A piggyback registration occurs when an underwriter permits existing company shares to be sold in conjunction with a new public offering. The registration of these securities is said to be piggybacking off of the initial public offering.

BREAKING DOWN Piggyback Registration

In a piggyback registration, the underwriter is required to sign off on the idea to set the process in motion. In addition, the arrangement must be noted in the new issue's prospectus. Under these kinds of arrangements, the prospectus will provide all the details needed, including the names of those selling private shares in the transaction. Piggyback registrations are often done as a means of consolidating all the outstanding shares and allowing joint ventures to participate in the initial public offering.

Registration rights to be negotiated typically include underwriters being able to reduce investor shares in an offering. Rights provisions often allow underwriters to completely eliminate investors as selling shareholders in an initial public offering. In subsequent offerings, investors are allowed to stipulate that they cannot be cut back to less than 25% or 30% of the offering.

Another provision is the priority level of investor shares included in an offering. For example, a venture fund may negotiate the priority of any shares that the underwriters allow to be registered in a company-initiated registration. For similar reasons, it is possible that founders and management that have piggyback registration rights may be subject to negotiation as well.

Piggyback Registration Rights vs Demand Registration Rights

Piggyback registration rights are considered inferior to demand registration rights for two main reasons. First, investors cannot initiate the registration process. Investors who only have piggyback registration rights are unable to control the timing of registrations. Second, shares sold under piggyback rights are considered inferior. Thus, piggyback registration rights often are excluded from offerings, while shares under demand registration rights are favored.
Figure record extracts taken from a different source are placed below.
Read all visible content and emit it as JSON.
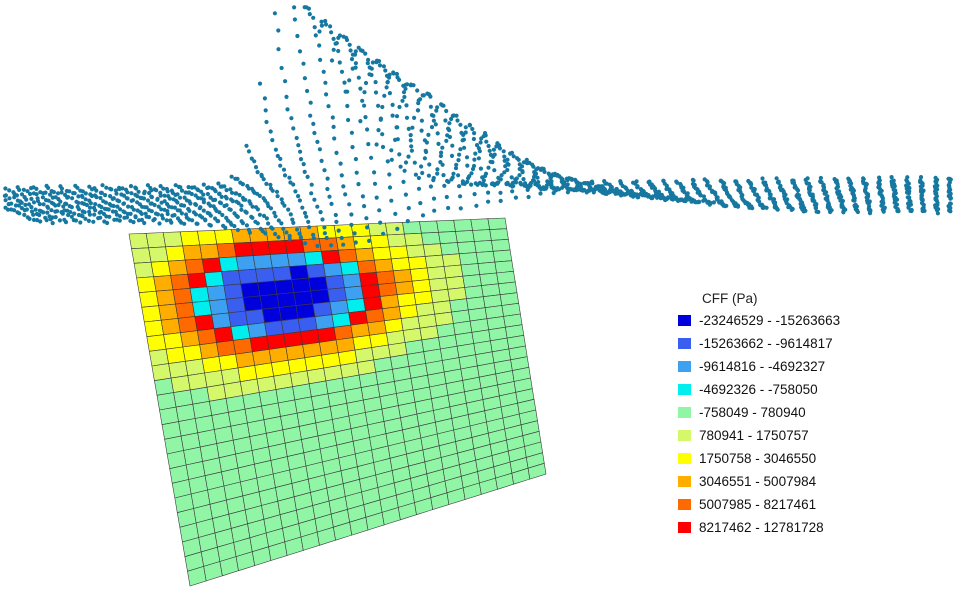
{
  "legend": {
    "title": "CFF (Pa)",
    "entries": [
      {
        "label": "-23246529 - -15263663",
        "color": "#0000dd"
      },
      {
        "label": "-15263662 - -9614817",
        "color": "#3a5ef0"
      },
      {
        "label": "-9614816 - -4692327",
        "color": "#3ea0f0"
      },
      {
        "label": "-4692326 - -758050",
        "color": "#00eeee"
      },
      {
        "label": "-758049 - 780940",
        "color": "#90f6a6"
      },
      {
        "label": "780941 - 1750757",
        "color": "#d4f86a"
      },
      {
        "label": "1750758 - 3046550",
        "color": "#ffff00"
      },
      {
        "label": "3046551 - 5007984",
        "color": "#ffae00"
      },
      {
        "label": "5007985 - 8217461",
        "color": "#ff6a00"
      },
      {
        "label": "8217462 - 12781728",
        "color": "#ff0000"
      }
    ]
  },
  "fault_grid": {
    "rows": 24,
    "cols": 22
  },
  "displacement_points": {
    "color": "#1678a0"
  }
}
Demand registration rights give investors the right to require the invested company to register its shares owned by these investors for sale to the public, even if the company is not contemplating issuing any securities to the public at the given time. Piggyback registration rights have one solid benefit; holders often are allowed to participate in an infinite number of registrations without being subjected to the caps that apply to other registration rights. In addition, piggyback registration rights are exercised much more frequently than demand registration rights because adding shares associated with piggyback registration rights is relatively cheaper in terms of marginal cost on an ongoing registration process.